Dynamics of Technology Markets

Understanding the dynamics of technology markets is critical. These markets are fast-moving and fluid. An investment banker with experience in the technology markets will have a better understanding of how to close transactions in this rapidly changing arena.

A market sector in the early stages of growth has different dynamics than a consolidating sector. The motives for acquisition differ. In addition, adjacent markets are more important in strategic transaction. The best buyer may reside in an in an adjacent market, not the core market.
Experience with Similar Size Transactions

Another pervading myth is that deals under $30 million should be run by the same process as large M&A transactions. A $300 million deal is a totally different transaction than a $5 million or $10 million deal. Large transactions utilize the two-step auction process which is not appropriate for smaller technology deals. Plus, there are many more buyers for an $8 million company than for a $300 million company. 

Investment bankers who try to run an auction process on small deals are trying to put a round peg into a square hole. The best price and the best terms are not achieved for the client. A negotiated transaction, on the other hand, takes more time and effort but produces superior results. Do not assume that the process that works for large deals is appropriate for smaller deals.

Negotiating Experience

Effective negotiators have three key skills: people skills, communication skills and problem-solving skills. Closing a deal means working with people. The more experience an investment banker has dealing with many types of buyers, the better job that banker can do for his client.

The experienced deal maker anticipates issues before they come up. He heads off minor problems before they become bigger problems. About 40% of all transactions blow up at least once. It takes experience to get these deals back on track and concluded successfully.

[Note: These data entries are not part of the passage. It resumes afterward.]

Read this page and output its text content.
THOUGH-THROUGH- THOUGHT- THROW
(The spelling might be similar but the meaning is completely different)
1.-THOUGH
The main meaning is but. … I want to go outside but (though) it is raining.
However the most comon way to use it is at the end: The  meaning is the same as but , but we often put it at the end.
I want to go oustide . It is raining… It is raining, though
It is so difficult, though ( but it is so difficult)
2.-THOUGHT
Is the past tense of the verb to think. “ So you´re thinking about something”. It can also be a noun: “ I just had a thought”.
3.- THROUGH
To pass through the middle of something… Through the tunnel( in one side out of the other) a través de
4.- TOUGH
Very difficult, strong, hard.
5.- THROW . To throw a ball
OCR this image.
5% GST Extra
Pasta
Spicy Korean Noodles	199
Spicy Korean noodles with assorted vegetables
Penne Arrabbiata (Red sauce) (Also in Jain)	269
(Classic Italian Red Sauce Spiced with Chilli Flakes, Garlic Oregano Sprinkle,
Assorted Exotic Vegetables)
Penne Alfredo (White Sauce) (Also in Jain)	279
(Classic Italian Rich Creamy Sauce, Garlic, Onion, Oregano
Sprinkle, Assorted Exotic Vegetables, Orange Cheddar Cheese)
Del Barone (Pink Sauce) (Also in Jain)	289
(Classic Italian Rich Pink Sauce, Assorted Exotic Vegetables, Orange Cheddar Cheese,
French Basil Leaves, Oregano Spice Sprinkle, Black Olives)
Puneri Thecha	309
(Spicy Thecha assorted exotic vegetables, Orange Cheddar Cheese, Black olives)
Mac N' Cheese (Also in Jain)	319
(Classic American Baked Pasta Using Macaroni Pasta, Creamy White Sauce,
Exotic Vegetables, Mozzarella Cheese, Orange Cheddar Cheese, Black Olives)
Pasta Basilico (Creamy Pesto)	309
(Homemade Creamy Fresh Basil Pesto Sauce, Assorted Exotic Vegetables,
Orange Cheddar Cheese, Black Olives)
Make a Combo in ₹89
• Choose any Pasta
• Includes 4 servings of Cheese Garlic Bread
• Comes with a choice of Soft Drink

Imagination and Creativity

Imagination and creativity are the qualities that separate the great deal doers from the good deal doers. Tough problems demand that the investment banker take an out-of-the-box approach. Can the banker approach the problem with an imaginative mind set?

Deal Savvy

Deal savvy is presented last because it is the most elusive. It is difficult to define, but you know it when you see it. Deal savvy means simply knowing how to make deals happen.

Deal savvy enables the banker to deal effectively with bluffs, false objections and other impediments. An investment banker with deal savvy can work effectively with uncertainties and moving targets. He will find a way to get the deal closed.


Will the investment banker give fully committed attention to the client? Is the deal large enough to get the banker’s interest? What priority will be given to the assignment?

Commitment is important because transactions can reach an impasse. When the going gets tough will the banker stick with it, scratching and clawing his way to close the deal?

Senior level attention is something you should demand. Who will be the individual working on your assignment? Is it a senior partner or will the assignment be handed off to a junior associate? 


Character embodies trust, integrity and chemistry. Integrity takes two forms in the context of a transaction. The first is integrity with respect to the client. The investment banker should have the integrity to inform the client about all aspects surrounding the transaction, even the bad news.

The second aspect of integrity relates to negotiating. Negotiations are more fruitful when each side trusts the other side. A banker who is constantly shifting his requests or positions does not generate trust.

The sale of a company is one of the most significant transactions in many peoples’ business lives. You should enjoy and respect the people with whom you are working. The principals of a company will be spending a good six months with this advisor so choose wisely.


The broader an investment banker’s experience, the more skilled he or she will be at overcoming the problems that inevitably occur. It is only through experience that a banker develops the rich talents that aid in closing transactions.